Impressiona la pertinenza del biblico sacrificio di Isacco con quanto, proprio in questi giorni, si va consumando. Papa Francesco, umile pellegrino nella terra di Abramo, riporta in primo piano le radici antiche della nostra storia: “Senza Abramo, se non ci fosse stato Abramo, non ci saremmo noi qui, adesso” (cfr. L. Giussani, Carisma e storia, in Tracce, Parola tra noi, gennaio 2001).



Il genio di Caravaggio ripropone dunque, in questo dipinto, la contemporaneità drammatica di quell’evento nel quale misteriosamente confluiscono due libertà, la divina e l’umana.
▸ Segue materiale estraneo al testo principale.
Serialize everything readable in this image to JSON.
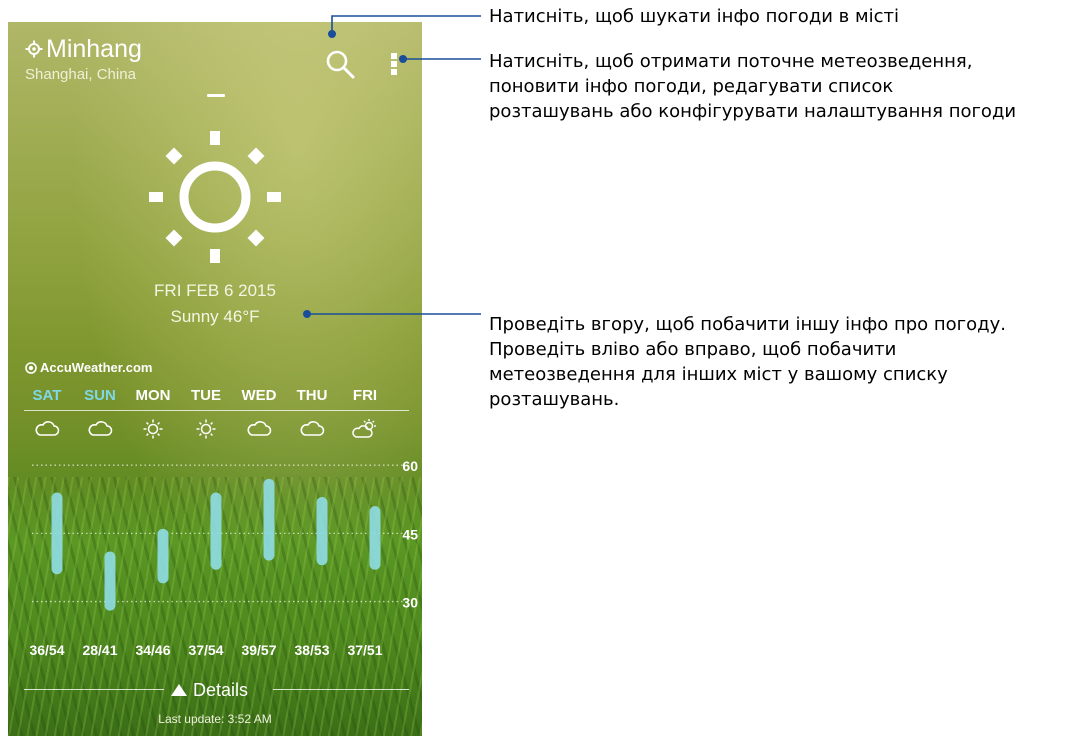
{
  "location": {
    "city": "Minhang",
    "region": "Shanghai, China",
    "icon": "location-pin-icon"
  },
  "toolbar": {
    "search_icon": "search-icon",
    "menu_icon": "more-vert-icon"
  },
  "current": {
    "icon": "sunny-icon",
    "date": "FRI FEB 6 2015",
    "condition": "Sunny 46°F"
  },
  "provider": {
    "name": "AccuWeather.com",
    "icon": "accuweather-logo-icon"
  },
  "forecast": {
    "days": [
      {
        "label": "SAT",
        "highlight": true,
        "icon": "cloudy-icon",
        "range": "36/54",
        "low": 36,
        "high": 54
      },
      {
        "label": "SUN",
        "highlight": true,
        "icon": "cloudy-icon",
        "range": "28/41",
        "low": 28,
        "high": 41
      },
      {
        "label": "MON",
        "highlight": false,
        "icon": "sunny-icon",
        "range": "34/46",
        "low": 34,
        "high": 46
      },
      {
        "label": "TUE",
        "highlight": false,
        "icon": "sunny-icon",
        "range": "37/54",
        "low": 37,
        "high": 54
      },
      {
        "label": "WED",
        "highlight": false,
        "icon": "cloudy-icon",
        "range": "39/57",
        "low": 39,
        "high": 57
      },
      {
        "label": "THU",
        "highlight": false,
        "icon": "cloudy-icon",
        "range": "38/53",
        "low": 38,
        "high": 53
      },
      {
        "label": "FRI",
        "highlight": false,
        "icon": "partly-cloudy-icon",
        "range": "37/51",
        "low": 37,
        "high": 51
      }
    ],
    "scale_labels": [
      "60",
      "45",
      "30"
    ]
  },
  "chart_data": {
    "type": "bar",
    "categories": [
      "SAT",
      "SUN",
      "MON",
      "TUE",
      "WED",
      "THU",
      "FRI"
    ],
    "series": [
      {
        "values": [
          36,
          28,
          34,
          37,
          39,
          38,
          37
        ]
      },
      {
        "values": [
          54,
          41,
          46,
          54,
          57,
          53,
          51
        ]
      }
    ],
    "yticks": [
      60,
      45,
      30
    ],
    "ylim": [
      20,
      64
    ],
    "grid": true,
    "bar_color": "#8edbe2"
  },
  "footer": {
    "details_label": "Details",
    "details_icon": "triangle-up-icon",
    "last_update": "Last update: 3:52 AM"
  },
  "callouts": {
    "search": "Натисніть, щоб шукати інфо погоди в місті",
    "menu": [
      "Натисніть, щоб отримати поточне метеозведення,",
      "поновити інфо погоди, редагувати список",
      "розташувань або конфігурувати налаштування погоди"
    ],
    "swipe": [
      "Проведіть вгору, щоб побачити іншу інфо про погоду.",
      "Проведіть вліво або вправо, щоб побачити",
      "метеозведення для інших міст у вашому списку",
      "розташувань."
    ],
    "line_color": "#1a4e9a"
  },
  "colors": {
    "highlight_day": "#7fd8e8",
    "text": "#ffffff"
  }
}
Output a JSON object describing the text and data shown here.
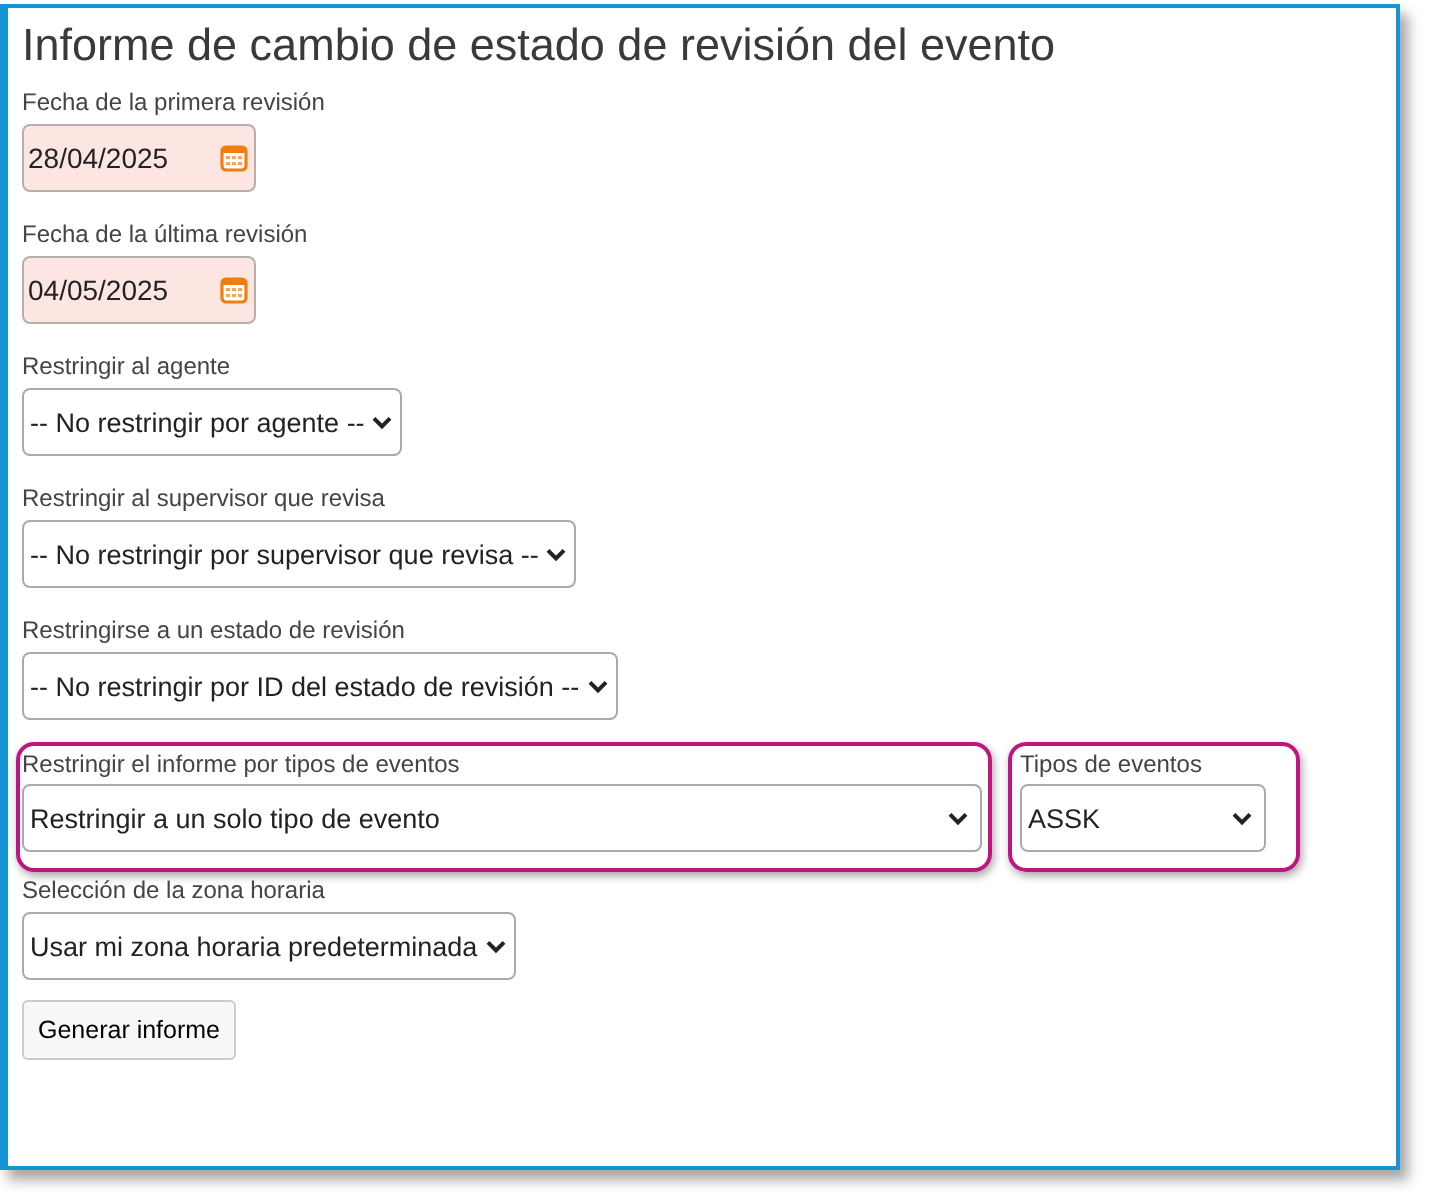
{
  "title": "Informe de cambio de estado de revisión del evento",
  "rows": [
    [
      {
        "kind": "date",
        "label": "Fecha de la primera revisión",
        "value": "28/04/2025",
        "highlighted": false
      }
    ],
    [
      {
        "kind": "date",
        "label": "Fecha de la última revisión",
        "value": "04/05/2025",
        "highlighted": false
      }
    ],
    [
      {
        "kind": "select",
        "label": "Restringir al agente",
        "value": "-- No restringir por agente --",
        "highlighted": false
      }
    ],
    [
      {
        "kind": "select",
        "label": "Restringir al supervisor que revisa",
        "value": "-- No restringir por supervisor que revisa --",
        "highlighted": false
      }
    ],
    [
      {
        "kind": "select",
        "label": "Restringirse a un estado de revisión",
        "value": "-- No restringir por ID del estado de revisión --",
        "highlighted": false
      }
    ],
    [
      {
        "kind": "select",
        "label": "Restringir el informe por tipos de eventos",
        "value": "Restringir a un solo tipo de evento",
        "highlighted": true
      },
      {
        "kind": "select",
        "label": "Tipos de eventos",
        "value": "ASSK",
        "highlighted": true
      }
    ],
    [
      {
        "kind": "select",
        "label": "Selección de la zona horaria",
        "value": "Usar mi zona horaria predeterminada",
        "highlighted": false
      }
    ]
  ],
  "button": "Generar informe"
}
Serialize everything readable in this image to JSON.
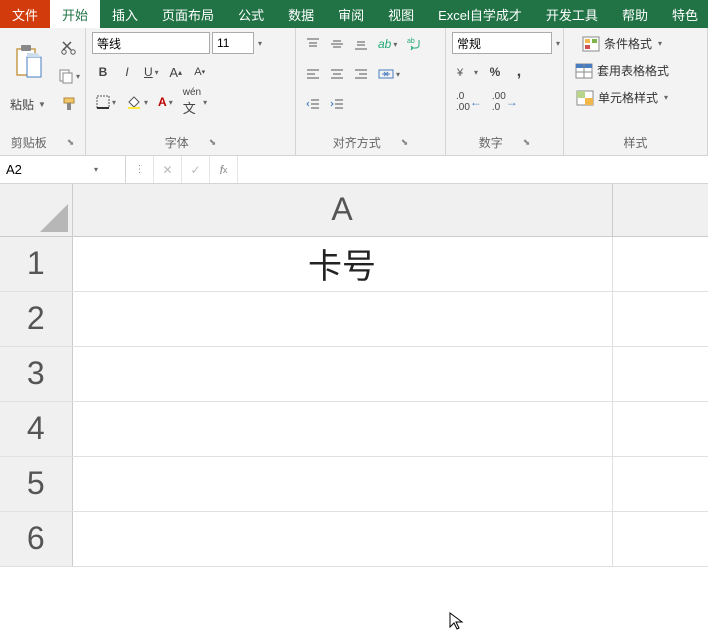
{
  "tabs": {
    "file": "文件",
    "home": "开始",
    "insert": "插入",
    "layout": "页面布局",
    "formulas": "公式",
    "data": "数据",
    "review": "审阅",
    "view": "视图",
    "selfstudy": "Excel自学成才",
    "developer": "开发工具",
    "help": "帮助",
    "special": "特色"
  },
  "ribbon": {
    "clipboard": {
      "label": "剪贴板",
      "paste": "粘贴"
    },
    "font": {
      "label": "字体",
      "name": "等线",
      "size": "11"
    },
    "align": {
      "label": "对齐方式"
    },
    "number": {
      "label": "数字",
      "format": "常规"
    },
    "styles": {
      "label": "样式",
      "cond": "条件格式",
      "tablefmt": "套用表格格式",
      "cellstyle": "单元格样式"
    }
  },
  "namebox": "A2",
  "formula": "",
  "grid": {
    "colA": "A",
    "rows": [
      "1",
      "2",
      "3",
      "4",
      "5",
      "6"
    ],
    "A1": "卡号"
  }
}
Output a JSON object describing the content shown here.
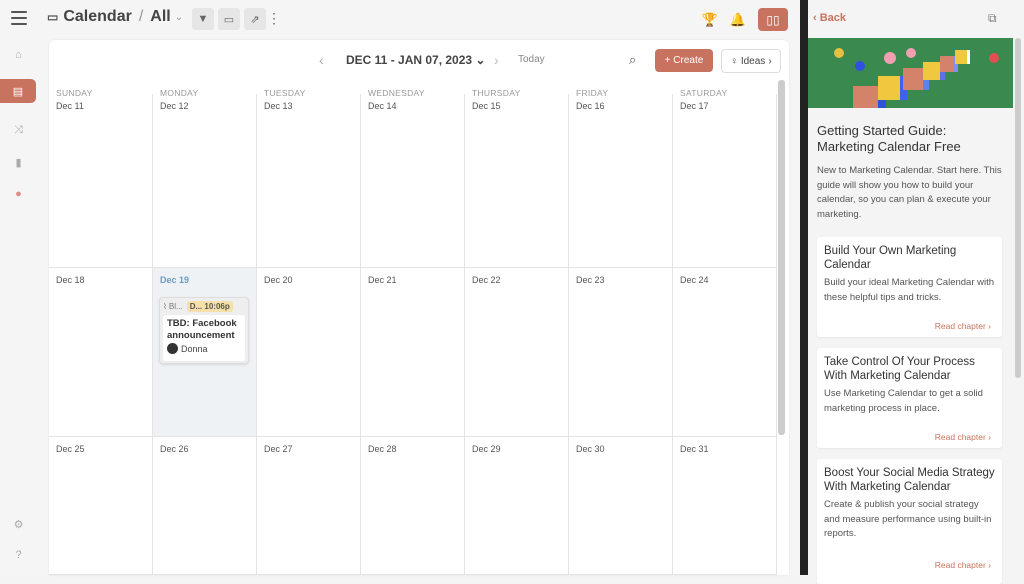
{
  "header": {
    "title": "Calendar",
    "view": "All",
    "icons": [
      "menu-icon",
      "calendar-icon",
      "filter-icon",
      "display-icon",
      "share-icon",
      "more-icon",
      "trophy-icon",
      "bell-icon",
      "book-icon"
    ]
  },
  "sidebar": {
    "items": [
      {
        "name": "home",
        "icon": "⌂"
      },
      {
        "name": "calendar",
        "icon": "▤",
        "active": true
      },
      {
        "name": "shuffle",
        "icon": "⤨"
      },
      {
        "name": "analytics",
        "icon": "▮"
      },
      {
        "name": "record",
        "icon": "●"
      }
    ],
    "bottom": [
      {
        "name": "settings",
        "icon": "⚙"
      },
      {
        "name": "help",
        "icon": "?"
      }
    ]
  },
  "calendar": {
    "range": "DEC 11 - JAN 07, 2023",
    "today": "Today",
    "create": "+ Create",
    "ideas": "Ideas",
    "days": [
      "SUNDAY",
      "MONDAY",
      "TUESDAY",
      "WEDNESDAY",
      "THURSDAY",
      "FRIDAY",
      "SATURDAY"
    ],
    "weeks": [
      [
        "Dec 11",
        "Dec 12",
        "Dec 13",
        "Dec 14",
        "Dec 15",
        "Dec 16",
        "Dec 17"
      ],
      [
        "Dec 18",
        "Dec 19",
        "Dec 20",
        "Dec 21",
        "Dec 22",
        "Dec 23",
        "Dec 24"
      ],
      [
        "Dec 25",
        "Dec 26",
        "Dec 27",
        "Dec 28",
        "Dec 29",
        "Dec 30",
        "Dec 31"
      ]
    ],
    "highlighted": "Dec 19",
    "event": {
      "channel": "Bl...",
      "tag": "D...",
      "time": "10:06p",
      "title": "TBD: Facebook announcement",
      "user": "Donna"
    }
  },
  "panel": {
    "back": "Back",
    "title": "Getting Started Guide: Marketing Calendar Free",
    "desc": "New to Marketing Calendar. Start here. This guide will show you how to build your calendar, so you can plan & execute your marketing.",
    "chapters": [
      {
        "title": "Build Your Own Marketing Calendar",
        "desc": "Build your ideal Marketing Calendar with these helpful tips and tricks.",
        "link": "Read chapter ›"
      },
      {
        "title": "Take Control Of Your Process With Marketing Calendar",
        "desc": "Use Marketing Calendar to get a solid marketing process in place.",
        "link": "Read chapter ›"
      },
      {
        "title": "Boost Your Social Media Strategy With Marketing Calendar",
        "desc": "Create & publish your social strategy and measure performance using built-in reports.",
        "link": "Read chapter ›"
      }
    ]
  }
}
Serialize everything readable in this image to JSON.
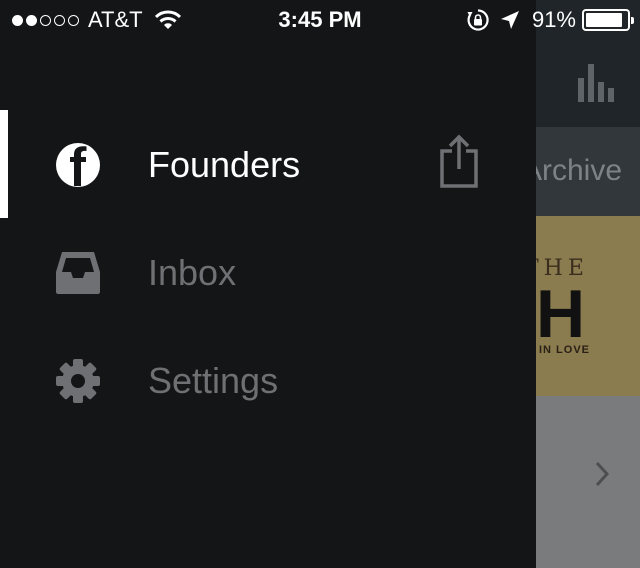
{
  "status_bar": {
    "signal_dots_filled": 2,
    "signal_dots_total": 5,
    "carrier": "AT&T",
    "time": "3:45 PM",
    "battery_percent": "91%",
    "battery_level": 0.91
  },
  "drawer": {
    "items": [
      {
        "label": "Founders",
        "icon": "founders-logo-icon",
        "active": true
      },
      {
        "label": "Inbox",
        "icon": "inbox-tray-icon",
        "active": false
      },
      {
        "label": "Settings",
        "icon": "gear-icon",
        "active": false
      }
    ],
    "share_icon": "share-icon"
  },
  "background_page": {
    "tab_label": "Archive",
    "artwork_text_top": "THE",
    "artwork_text_big": "H",
    "artwork_text_bottom": "IN LOVE"
  },
  "colors": {
    "drawer_bg": "#141517",
    "active_text": "#ffffff",
    "inactive_text": "#6e7073"
  }
}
Da una parte Abramo che con la sinistra stringe il collo di Isacco, vittima designata per il sacrificio, e con la destra impugna senza indugio il coltello; dall’altra l’angelo che afferra il polso del vecchio patriarca per arrestarne la mossa mentre, puntando l’indice della sinistra, indica l’ariete – all’estrema destra del dipinto – come il vero olocausto da sacrificare.



S’intrecciano nella loro icastica duplicità, questi gesti, mentre il peso del destino che su di lui incombe, muove Isacco in un urlo lacerante e scomposto.

Balzano dalla tela i protagonisti scolpiti dentro la luce stessa che ne inonda violentemente la calda plasticità dei tratti.

Acquista così spessore il morbido panneggio che segna la tunica ocra di Abramo e il manto rosso con cui si è cinto i lombi. Quasi fisicamente ci si comunica il fremito ribelle di Isacco che, nel disperato tentativo di sottrarsi alla morsa inesorabile della mano paterna, torce l’intero busto ostentando così, ad una luce quasi siderale, la spalla nuda e uno scorcio del petto ansimante. Contrasta, su questo freddo nitore, la lama affilata del coltello che Abramo stringe mentre si volge, stupito ed incerto, verso chi vuole ostacolarlo nell’atto del suo obbedire.



Mentre s’infittiscono le rughe sottili sulla fronte vetusta e i folti sopraccigli si inarcano lievemente come nel modo di un’interrogazione, si addolcisce di un’aura calda e rossastra il volto sorpreso del nobile patriarca. La sua vecchiezza calma e solenne s’impone dinanzi all’agile flessuosità dell’angelo la cui figura sembra quasi piombare nel dipinto, apparizione fugace quanto reale.

Ḕ qui che la rapida linearità dei suoi tratti, la perfetta e contenuta armonia delle sue forme viene esaltata da una invisibile fonte di luce.

A tale irruente fulgore fa da contrappunto, sul lato opposto della tela, una smorzata penombra da cui affiora, docile e mansueto, il muso di un ariete, vittima sacrificale al posto di Isacco.

Si spegne così, nell’ombra indistinta di un paesaggio crepuscolare, l’episodio biblico.

Ma – è ancora Giussani a interrogarsi – che cosa ci insegna la vicenda di Abramo? Che l’io è vocazione, scelta come preferenza. Per cui, dal giorno di quella chiamata, l’io si capisce come avvenimento nella storia. […] Solo dall’interno di questa storia si sviluppa la concezione cristiana dell’io e della realtà: una rivoluzione nel modo di guardare il mondo”.